Many eons ago, I sang in my college choir. I didn’t have a great voice, but I had fun and tried to keep up.

One day, the choral director gave us a piece of advice that I remembered this morning, for some strange reason, as I did speedwork.

The director told us that whenever we sang a section marked crescendo, we should take care to increase our volume gradually, not all at once. The natural temptation, he said, is to belt out the music, but we should patiently and carefully build up the volume.

“If you give it everything you have at the beginning , you’ll have no where to go at the end,” he said.

So it was with my little drill today, the Pine Loop repeats.

I run this workout once a week. It takes only a half-hour, but it builds in intensity, as I run a neighborhood loop, a little under a half-mile, faster and faster and faster.

I can’t start it at top speed. I have to build up gradually, so I have something left at the end.

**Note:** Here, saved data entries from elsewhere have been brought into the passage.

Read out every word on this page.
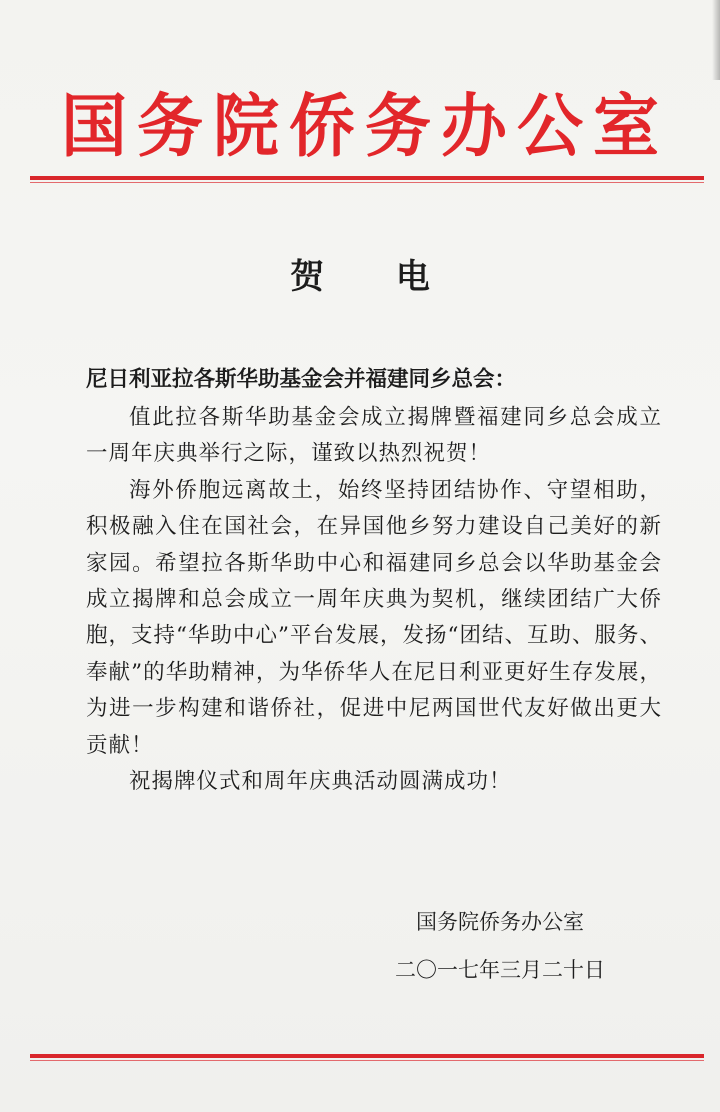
国务院侨务办公室
贺 电
尼日利亚拉各斯华助基金会并福建同乡总会：

值此拉各斯华助基金会成立揭牌暨福建同乡总会成立一周年庆典举行之际，谨致以热烈祝贺！

海外侨胞远离故土，始终坚持团结协作、守望相助，积极融入住在国社会，在异国他乡努力建设自己美好的新家园。希望拉各斯华助中心和福建同乡总会以华助基金会成立揭牌和总会成立一周年庆典为契机，继续团结广大侨胞，支持“华助中心”平台发展，发扬“团结、互助、服务、奉献”的华助精神，为华侨华人在尼日利亚更好生存发展，为进一步构建和谐侨社，促进中尼两国世代友好做出更大贡献！

祝揭牌仪式和周年庆典活动圆满成功！

国务院侨务办公室
二〇一七年三月二十日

By the last two or three repeats, I can feel my heart hammering and my breathing get quicker. I feel like I’ve built up my crescendo over several minutes.

I ran eight repeats today, one more than last week.

Here are my times:

Loop 1 — 3:25 (8:32 pace)

Loop 2 — 3:13 (8:02 pace)

Loop 3 — 3:02 (7:35 pace)

Loop 4 — 2:55 (7:17 pace)

Loop 5 — 2:51 (7:07 pace)

Loop 6 — 2:52 (7:10 pace) (Damn, this repeat was slower)

Loop 7 — 2:45 (6:52 pace)

Loop 8 — 2:34 (6:25 pace)

Yes, there’s a time and a place for steady-state speedwork. Doing Yasso 800s, for example, requires you to run at a constant speed.

But this is different. It’s my own drill, with no rest intervals, and a challenge to see if I can do each repeat faster.

So I built up gradually, and on all but one repeat, succeeded.

I think my choir director would have approved.